That's what we argued in our brain-to-brain communication paper:

3.2.1. A general cortical algorithm. An adult human brain consists of several areas which are to varying degrees specialized to process different types of information. The functional specialization is correlated with the anatomical differences of different cortical areas. Although there are obvious differences between areas, most cortical areas share many functional and anatomical traits. There has been considerable debate on whether cortical microcircuits are diverse or canonical [Buxhoeveden & Casanova, 2002; Nelson, 2002] but we argue that these differences should be considered as variations of the same underlying cortical algorithm rather than different algorithms. This is because most cortical areas seem to have the capability of processing any type of information. The differences seem to be a matter of optimization to a specific type of information, rather than a different underlying principle.

The cortical areas do lose much of their plasticity during maturation. For instance, it is possible to lose one’s ability to see colors if a specific visual cortical area responsible for color vision is damaged. However, this reflects learning and specialization during the lifespan of the brain rather than innate algorithmic differences between different cortical areas. Plenty of evidence supports the idea that the different cortical areas can process any spatio-temporal patterns.

For instance, the cortical area which normally receives auditory information and develops into the auditory cortex will develop visual representations if the axons carrying auditory information are surgically replaced by axons carrying visual information from the eyes [Newton & Sur, 2004]. The experiments were carried out with young kittens, but a somewhat similar sensory substitution is seen even in adult humans: relaying visual information through a tactile display mounted on the tongue will result in visual perception [Vuillerme & Cuisiner, 2008]. What first feels like tickling in the tongue will start feeling like seeing. In other words, the experience of seeing is not in the visual cortex but in the structure of the incoming information.

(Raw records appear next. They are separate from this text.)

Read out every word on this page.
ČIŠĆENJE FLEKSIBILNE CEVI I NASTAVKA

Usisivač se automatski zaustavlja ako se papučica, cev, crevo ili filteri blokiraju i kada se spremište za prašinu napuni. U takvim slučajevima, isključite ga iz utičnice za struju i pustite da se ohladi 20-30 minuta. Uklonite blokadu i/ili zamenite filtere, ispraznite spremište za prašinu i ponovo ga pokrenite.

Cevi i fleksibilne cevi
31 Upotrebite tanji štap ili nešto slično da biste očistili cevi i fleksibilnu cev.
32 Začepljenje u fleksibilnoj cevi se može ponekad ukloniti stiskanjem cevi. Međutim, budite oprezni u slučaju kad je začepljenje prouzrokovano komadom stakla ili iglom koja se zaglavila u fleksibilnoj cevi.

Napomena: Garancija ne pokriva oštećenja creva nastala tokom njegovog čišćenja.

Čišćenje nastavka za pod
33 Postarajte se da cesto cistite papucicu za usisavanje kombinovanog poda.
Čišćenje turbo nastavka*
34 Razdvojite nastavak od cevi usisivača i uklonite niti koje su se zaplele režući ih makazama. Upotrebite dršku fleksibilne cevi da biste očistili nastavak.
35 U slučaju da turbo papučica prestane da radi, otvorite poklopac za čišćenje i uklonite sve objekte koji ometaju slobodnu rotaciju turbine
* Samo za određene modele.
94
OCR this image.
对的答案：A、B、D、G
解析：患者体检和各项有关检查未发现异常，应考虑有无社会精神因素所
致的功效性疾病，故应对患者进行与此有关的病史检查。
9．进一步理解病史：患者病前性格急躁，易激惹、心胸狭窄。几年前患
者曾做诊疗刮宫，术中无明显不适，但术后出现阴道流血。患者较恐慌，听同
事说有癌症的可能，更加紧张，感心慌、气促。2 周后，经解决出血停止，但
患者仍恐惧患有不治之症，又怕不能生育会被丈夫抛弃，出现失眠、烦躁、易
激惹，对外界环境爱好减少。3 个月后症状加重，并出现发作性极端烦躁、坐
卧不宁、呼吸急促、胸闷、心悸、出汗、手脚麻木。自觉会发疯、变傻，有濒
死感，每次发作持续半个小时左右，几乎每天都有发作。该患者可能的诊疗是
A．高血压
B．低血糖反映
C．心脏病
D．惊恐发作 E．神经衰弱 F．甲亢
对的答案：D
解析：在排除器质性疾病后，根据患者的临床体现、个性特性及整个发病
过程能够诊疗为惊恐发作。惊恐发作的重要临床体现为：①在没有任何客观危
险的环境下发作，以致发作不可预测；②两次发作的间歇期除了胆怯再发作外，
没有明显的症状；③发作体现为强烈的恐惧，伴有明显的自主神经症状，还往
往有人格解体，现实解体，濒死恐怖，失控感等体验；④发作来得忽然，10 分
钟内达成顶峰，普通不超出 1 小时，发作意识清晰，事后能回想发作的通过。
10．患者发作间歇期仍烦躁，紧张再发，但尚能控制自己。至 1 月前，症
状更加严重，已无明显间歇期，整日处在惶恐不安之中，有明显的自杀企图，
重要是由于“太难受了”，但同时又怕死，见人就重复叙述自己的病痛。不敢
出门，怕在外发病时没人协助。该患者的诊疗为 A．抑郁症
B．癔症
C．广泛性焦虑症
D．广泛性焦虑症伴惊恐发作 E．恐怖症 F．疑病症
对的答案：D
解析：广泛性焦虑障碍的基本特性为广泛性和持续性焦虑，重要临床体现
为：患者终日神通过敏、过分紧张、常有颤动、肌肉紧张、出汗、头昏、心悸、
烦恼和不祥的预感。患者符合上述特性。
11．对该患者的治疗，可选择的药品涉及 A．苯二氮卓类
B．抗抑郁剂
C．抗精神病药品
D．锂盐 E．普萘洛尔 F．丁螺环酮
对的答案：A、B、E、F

Another example of the mammalian brain’s ability to process any type of information is the development of trichromatic vision in mice that, like mammalian ancestors, normally have a dichromatic vision [Jacobs et al., 2007]. All it takes for a mouse to develop primate-like color vision is the addition of a gene encoding the photopigment which evolved in primates. The cortex is able to adapt to this new source information from the retina and can make sense of it. Finally, even the adult cortical areas can be surprisingly adaptive as long as the changes happen slowly enough [Feuillet et al., 2007].